Guerre en UkraineDuel droite-gauche au Conseil des Etats sur le renforcement de l’armée
Le PLR, mécontent de la réponse du Conseil fédéral à son interpellation pour renforcer la capacité de défense de la Suisse, avait demandé une discussion. Viola Amherd a défendu sa politique de sécurité.
- par
- Christine Talos
La guerre en Ukraine a de nouveau agité le Conseil des États mardi. Les sénateurs ont effet débattu de la nécessité de renforcer les capacités de défense de l’armée, suite à une interpellation urgente du PLR Josef Dittli, qui s’est dit mécontent des réponses données par écrit par Berne.

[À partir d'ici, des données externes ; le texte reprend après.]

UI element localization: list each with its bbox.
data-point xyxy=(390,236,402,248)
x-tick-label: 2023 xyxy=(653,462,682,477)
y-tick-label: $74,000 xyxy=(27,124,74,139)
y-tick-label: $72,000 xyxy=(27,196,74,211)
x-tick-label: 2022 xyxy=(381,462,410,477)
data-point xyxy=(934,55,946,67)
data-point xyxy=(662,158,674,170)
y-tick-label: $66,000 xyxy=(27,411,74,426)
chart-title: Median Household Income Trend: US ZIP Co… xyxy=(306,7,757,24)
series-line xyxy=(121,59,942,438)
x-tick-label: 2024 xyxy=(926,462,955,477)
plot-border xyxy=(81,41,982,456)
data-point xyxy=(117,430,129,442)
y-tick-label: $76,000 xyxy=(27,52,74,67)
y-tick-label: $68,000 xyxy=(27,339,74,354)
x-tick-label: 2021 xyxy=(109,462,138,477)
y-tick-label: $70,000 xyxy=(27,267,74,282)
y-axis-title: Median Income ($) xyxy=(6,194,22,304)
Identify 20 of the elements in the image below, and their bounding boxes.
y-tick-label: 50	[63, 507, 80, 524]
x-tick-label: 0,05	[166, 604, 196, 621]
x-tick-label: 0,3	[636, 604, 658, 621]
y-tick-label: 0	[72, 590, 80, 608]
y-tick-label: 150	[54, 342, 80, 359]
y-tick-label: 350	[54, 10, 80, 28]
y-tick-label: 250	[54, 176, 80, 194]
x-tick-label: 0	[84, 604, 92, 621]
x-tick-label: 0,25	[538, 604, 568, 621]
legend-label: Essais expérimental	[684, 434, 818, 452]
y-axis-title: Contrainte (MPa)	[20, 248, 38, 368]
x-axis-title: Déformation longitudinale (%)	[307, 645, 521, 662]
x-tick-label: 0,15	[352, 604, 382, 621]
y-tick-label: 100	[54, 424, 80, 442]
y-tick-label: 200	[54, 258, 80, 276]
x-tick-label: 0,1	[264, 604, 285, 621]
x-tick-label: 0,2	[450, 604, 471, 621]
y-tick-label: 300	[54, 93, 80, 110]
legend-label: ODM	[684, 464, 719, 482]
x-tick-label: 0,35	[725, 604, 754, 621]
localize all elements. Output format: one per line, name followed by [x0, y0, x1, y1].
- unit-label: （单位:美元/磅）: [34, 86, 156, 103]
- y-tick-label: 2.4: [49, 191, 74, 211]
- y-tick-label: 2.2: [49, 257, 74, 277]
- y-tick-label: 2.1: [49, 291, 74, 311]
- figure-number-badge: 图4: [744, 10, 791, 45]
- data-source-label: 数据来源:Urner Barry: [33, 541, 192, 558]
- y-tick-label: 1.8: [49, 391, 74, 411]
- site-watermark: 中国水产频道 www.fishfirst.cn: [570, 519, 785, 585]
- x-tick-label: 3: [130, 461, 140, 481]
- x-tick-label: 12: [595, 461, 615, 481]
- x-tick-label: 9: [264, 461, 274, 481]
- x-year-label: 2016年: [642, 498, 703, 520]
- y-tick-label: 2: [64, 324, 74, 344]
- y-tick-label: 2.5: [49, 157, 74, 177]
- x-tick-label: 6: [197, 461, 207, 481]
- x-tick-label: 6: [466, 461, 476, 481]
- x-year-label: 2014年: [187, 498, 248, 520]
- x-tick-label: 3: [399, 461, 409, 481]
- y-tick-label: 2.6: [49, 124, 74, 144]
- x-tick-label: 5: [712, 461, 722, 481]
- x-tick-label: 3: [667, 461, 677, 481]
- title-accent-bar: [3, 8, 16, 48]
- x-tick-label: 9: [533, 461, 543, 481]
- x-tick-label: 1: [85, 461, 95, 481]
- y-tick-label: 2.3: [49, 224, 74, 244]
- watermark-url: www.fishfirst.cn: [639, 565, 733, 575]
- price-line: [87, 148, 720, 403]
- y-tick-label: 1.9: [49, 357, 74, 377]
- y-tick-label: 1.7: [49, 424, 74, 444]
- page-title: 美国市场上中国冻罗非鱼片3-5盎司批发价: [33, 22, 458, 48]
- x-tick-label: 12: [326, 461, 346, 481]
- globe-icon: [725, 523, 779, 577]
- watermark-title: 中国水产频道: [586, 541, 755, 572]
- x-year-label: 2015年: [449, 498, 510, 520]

«En raison de la nouvelle situation, il faut que la Suisse réexamine son système de sécurité», a-t-il expliqué en préambule. Selon lui, l’armée suisse n’est pas suffisamment bien équipée pour la défense du pays, et ce malgré les projets d’acquisition en route – notamment l’achat des avions F35. «Et les réponses du Conseil fédéral donnent l’impression que toutes les réformes et acquisitions engagées ont déjà permis de se préparer à un scénario comme celui de l’attaque russe contre l’Ukraine; comme si tout était couvert, comme si rien n’avait changé. Nous avons pourtant une situation de menace totalement nouvelle», a-t-il lancé.
Il a donc estimé que l’achat des F-35 et du système Patriot était notamment particulièrement urgent en raison des nouvelles menaces. «Il faut aller de l’avant. Il ne doit notamment pas y avoir de retard pour des raisons politiques, même pas par la collecte de signatures pour une initiative», a-t-il lancé.
D’autres urgences pour la gauche
Si la droite a abondé dans son sens, la gauche n’était en revanche pas de cet avis. «Avant d’arriver chez nous les tanks russes, de même que les avions de combat, devraient déjà traverser plusieurs territoires souverains et notamment ceux de pays membres de l’OTAN», a répliqué Céline Vara (Verts/NE), un risque improbable, selon elle. «L’urgence immédiate est la sécurité nucléaire, civile et militaire, pour l’Ukraine, pour l’Europe et pour la Suisse. C’est la crise alimentaire annoncée, puis les nouveaux flux migratoires vers l’Europe et vers la Suisse. L’urgence immédiate, c’est la prise en charge des réfugiés en Suisse et dans le reste de l’Europe», a rappelé lui Carlo Sommaruga (PS/GE).
Quant à la conseillère fédérale Viola Amherd, elle s’est défendue en rappelant que le dernier rapport sur la politique de sécurité de la Suisse précisait noir sur blanc les risques d’un conflit armé entre la Russie et l’OTAN. «Si on affirme que l’on n’a pas pensé à ces scénarios, c’est faux. On n’a peut-être tout simplement pas voulu en tenir compte», a-t-elle lancé. Selon elle, l’armée est correctement positionnée, même en comparaison avec d’autres forces armées en Europe. La Valaisanne a toutefois plaidé pour plus de moyens, en rappelant que de nombreux pays européens souhaitaient augmenter leurs dépenses de défense. Et d’ajouter: «on peut se demander si 0,7 ou 0,8% du PIB suffira à protéger le pays compte tenu de la dégradation de la situation».
Plaidoyer pour l’achat des F-35A
La ministre de la Défense a également milité pour le renouvellement de la flotte des avions de combat F-35A. Selon elle, leur achat est devenu encore plus évident avec la guerre en Ukraine et «des retards sont irresponsables». Elle a rappelé que la Finlande et l’Allemagne avaient elles aussi décidé d’acheter le jet américain et que la Suisse était tributaire désormais de l’initiative en cours contre leur achat. «Si elle n’est pas déposée d’ici fin mars, nous n’avons aucune chance de voter dessus avant 2024», a expliqué Viola Amherd. Or l’offre américaine court jusqu’à fin 2023. «Cela signifie que si nous manquons notre créneau de production, nous serons à la traîne. Et les avions des autres pays seront alors produits en premier», a-t-elle prévenu.
«Nous disposons de bases solides dans le rapport sur la politique de sécurité ainsi que dans les travaux en cours sur l’avenir de la défense aérienne, des troupes au sol et de la cyberdéfense. Mais nous devons maintenant poursuivre d’autant plus énergiquement la voie empruntée, l’orientation choisie», a conclu la ministre.